Grippe aviaire : une épidémie « dévastatrice » et inquiétante
Un rapport des autorités européennes, publié le 20 décembre dernier, fait le point sur l’importance de la grippe aviaire sur le Vieux Continent.
C’est un épisode de grippe aviaire totalement inédit qui s’abat depuis deux ans sur les oiseaux d’élevage mais aussi sauvages européens. Dans un rapport de décembre 2022 cosigné par l’EFSA (l’agence de sécurité alimentaire européenne, spécialisée dans les questions liées à l’agriculture) et l’ECDC (le centre européen pour le contrôle des maladies, davantage axé sur la santé humaine), le constat est aussi alarmant que sans appel.
L’Europe est victime de l’épidémie de grippe aviaire hautement pathogénique la plus dévastatrice jamais enregistrée, indiquent les auteurs, avec 2 520 foyers recensés chez les volailles, 227 chez les oiseaux captifs (zoos, parcs, etc.) et 3 867 détections chez les oiseaux sauvages. Ceci a entraîné l’euthanasie de 50 millions d’oiseaux (un chiffre sous-estimé car il n’inclut pas les abattages préventifs réalisés autour des foyers), dans pas moins de 37 pays européens ! Entre le 10 septembre et le 2 décembre 2022, des cas ont déjà été signalés dans 27 pays du Vieux Continent, la France et le Royaume-Uni étant en première ligne, comme plus généralement les États de la façade ouest, mais également la Hongrie ou encore l’Italie.
2 520 foyers parmi les volailles
Alors que les flambées de grippe aviaire s’estompent habituellement durant les mois d’été, celle-ci (pour la première fois de l’histoire) n’a pas donné de signes de faiblesse estivale, et est repartie de plus belle en automne, menaçant de devenir encore plus explosive, puisque les migrations automnales vont désormais brasser des oiseaux fréquemment infectés.
Le rapport note que dans la faune sauvage, la proportion d’oiseaux aquatiques malades (cygnes, canards, etc.) augmente, comparativement aux oiseaux marins coloniaux (mouettes, goélands…) qui étaient habituellement considérés comme d’importants moteurs de ces épisodes de grippe aviaire.
Le rapport note aussi que la courbe des contaminations chez les oiseaux d’élevage suit celle des oiseaux d’eau, et pas des oiseaux marins.
Ce ne sont que des observations, pas nécessairement des preuves, mais elles suggèrent que cette transmission aux oiseaux aquatiques pourrait en partie expliquer le succès rencontré par le virus, qui comporte à ce jour onze génotypes (souches) recensés, dont trois circulaient déjà cet été et huit sont d’apparition très récente, selon les experts.
La situation est donc très inquiétante pour les éleveurs, mais une autre préoccupation se distingue entre les lignes du rapport : celle d’un passage de ce virus des oiseaux vers les mammifères, et éventuellement les humains. Les experts notent ainsi de multiples contaminations de mammifères par la grippe aviaire. C’est le cas de visons dans un élevage espagnol, de porcs en Italie, et de renards sauvages dans une dizaine de pays.
Les experts notent également qu’une poignée de travailleurs professionnellement exposés aux volailles ont été contaminés, heureusement sans présenter de symptômes.

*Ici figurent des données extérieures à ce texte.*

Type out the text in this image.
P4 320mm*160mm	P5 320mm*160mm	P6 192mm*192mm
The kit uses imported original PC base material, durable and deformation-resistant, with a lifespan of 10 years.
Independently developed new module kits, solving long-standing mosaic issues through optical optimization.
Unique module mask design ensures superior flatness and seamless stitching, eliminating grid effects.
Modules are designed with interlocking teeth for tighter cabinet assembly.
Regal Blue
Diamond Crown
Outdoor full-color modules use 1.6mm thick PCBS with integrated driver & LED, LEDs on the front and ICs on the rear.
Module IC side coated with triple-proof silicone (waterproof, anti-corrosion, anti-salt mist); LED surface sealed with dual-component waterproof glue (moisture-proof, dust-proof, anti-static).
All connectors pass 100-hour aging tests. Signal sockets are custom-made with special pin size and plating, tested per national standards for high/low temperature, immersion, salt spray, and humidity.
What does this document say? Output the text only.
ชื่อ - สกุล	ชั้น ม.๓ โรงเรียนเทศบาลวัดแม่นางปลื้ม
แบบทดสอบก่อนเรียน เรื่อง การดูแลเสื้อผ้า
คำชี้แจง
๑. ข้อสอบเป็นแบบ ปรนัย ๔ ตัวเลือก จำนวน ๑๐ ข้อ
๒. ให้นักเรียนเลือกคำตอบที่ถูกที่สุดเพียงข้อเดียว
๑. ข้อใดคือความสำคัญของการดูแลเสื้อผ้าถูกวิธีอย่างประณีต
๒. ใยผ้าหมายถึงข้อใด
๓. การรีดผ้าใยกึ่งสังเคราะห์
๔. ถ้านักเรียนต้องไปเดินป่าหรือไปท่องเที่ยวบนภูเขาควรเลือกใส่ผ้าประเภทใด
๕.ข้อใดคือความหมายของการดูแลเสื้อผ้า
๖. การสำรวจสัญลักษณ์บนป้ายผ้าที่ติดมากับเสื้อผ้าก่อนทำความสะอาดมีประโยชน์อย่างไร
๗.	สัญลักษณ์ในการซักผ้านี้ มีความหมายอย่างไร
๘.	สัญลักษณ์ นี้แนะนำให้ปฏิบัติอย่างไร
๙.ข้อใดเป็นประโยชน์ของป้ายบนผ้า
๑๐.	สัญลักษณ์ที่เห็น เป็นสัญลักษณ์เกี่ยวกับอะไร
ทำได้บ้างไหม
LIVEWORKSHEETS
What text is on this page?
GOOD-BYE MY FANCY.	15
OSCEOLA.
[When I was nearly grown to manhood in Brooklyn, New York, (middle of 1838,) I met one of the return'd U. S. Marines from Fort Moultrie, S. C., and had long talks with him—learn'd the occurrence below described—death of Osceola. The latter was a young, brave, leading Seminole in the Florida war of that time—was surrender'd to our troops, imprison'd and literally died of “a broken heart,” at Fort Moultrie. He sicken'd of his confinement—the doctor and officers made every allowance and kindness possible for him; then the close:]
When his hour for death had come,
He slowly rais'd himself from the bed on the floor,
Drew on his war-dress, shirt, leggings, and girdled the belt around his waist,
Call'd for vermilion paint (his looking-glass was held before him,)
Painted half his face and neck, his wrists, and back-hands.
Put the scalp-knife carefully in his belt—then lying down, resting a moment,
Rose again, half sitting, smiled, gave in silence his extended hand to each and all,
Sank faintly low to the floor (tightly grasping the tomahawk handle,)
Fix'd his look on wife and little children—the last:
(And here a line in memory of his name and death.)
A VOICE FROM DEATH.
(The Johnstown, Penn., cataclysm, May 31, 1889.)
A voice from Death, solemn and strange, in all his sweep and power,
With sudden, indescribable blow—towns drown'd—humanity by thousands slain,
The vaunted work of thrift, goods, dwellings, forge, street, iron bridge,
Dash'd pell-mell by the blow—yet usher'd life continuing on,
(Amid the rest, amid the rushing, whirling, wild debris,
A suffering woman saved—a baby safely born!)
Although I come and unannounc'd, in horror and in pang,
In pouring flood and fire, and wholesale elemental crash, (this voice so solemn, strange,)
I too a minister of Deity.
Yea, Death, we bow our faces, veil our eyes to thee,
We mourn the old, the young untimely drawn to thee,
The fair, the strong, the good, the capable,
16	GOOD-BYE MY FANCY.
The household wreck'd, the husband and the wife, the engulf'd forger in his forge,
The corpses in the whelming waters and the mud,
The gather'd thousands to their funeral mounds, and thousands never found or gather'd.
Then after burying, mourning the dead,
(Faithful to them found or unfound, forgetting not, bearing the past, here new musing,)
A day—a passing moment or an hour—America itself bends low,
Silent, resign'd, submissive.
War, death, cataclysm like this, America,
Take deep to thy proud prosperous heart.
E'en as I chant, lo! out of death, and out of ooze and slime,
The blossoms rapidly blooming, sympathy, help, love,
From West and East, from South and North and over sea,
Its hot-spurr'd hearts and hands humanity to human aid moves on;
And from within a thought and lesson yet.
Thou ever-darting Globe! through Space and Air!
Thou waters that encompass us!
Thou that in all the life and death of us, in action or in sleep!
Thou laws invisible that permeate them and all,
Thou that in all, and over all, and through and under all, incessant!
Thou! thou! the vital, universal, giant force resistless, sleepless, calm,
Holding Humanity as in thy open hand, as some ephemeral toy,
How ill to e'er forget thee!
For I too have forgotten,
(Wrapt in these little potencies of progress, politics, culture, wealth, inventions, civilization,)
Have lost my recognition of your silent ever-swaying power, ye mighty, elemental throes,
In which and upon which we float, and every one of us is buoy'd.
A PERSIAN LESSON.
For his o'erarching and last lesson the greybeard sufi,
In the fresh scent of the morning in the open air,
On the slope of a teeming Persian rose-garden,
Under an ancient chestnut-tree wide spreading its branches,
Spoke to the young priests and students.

L’ECDC a du reste récemment remonté le niveau de risque d’infection pour les travailleurs du secteur de « faible » à « modéré ». Le niveau est toujours qualifié de « faible » pour la population générale.
Le risque d'un passage vers les mammifères
Aucun remède miracle ne se dessine face à cette épidémie. À l’évidence, le renforcement des règles de biosécurité dans les élevages n’a pas suffi à enrayer sa flambée. Le gouvernement français souhaite avancer vers le déploiement de vaccins, mais celui-ci pose différents problèmes. Certains pays menacent par exemple de ne pas importer de volailles vaccinées, craignant que le vaccin ne « masque » la présence du virus à faible dose. Par ailleurs, le seul vaccin actuellement homologué en Europe a été développé pour une souche ayant circulé en 2006, sans que l’on sache s’il est efficace pour les souches actuelles. D’autres vaccins candidats existent et sont actuellement en phase de tests. Mais nul ne sait combien de temps il faudra pour qu’ils parcourent toutes les étapes scientifiques de validation et qu’ils franchissent les obstacles réglementaires. Les autorités françaises espèrent une mise en œuvre à l’automne 2023, un délai que beaucoup jugent optimiste.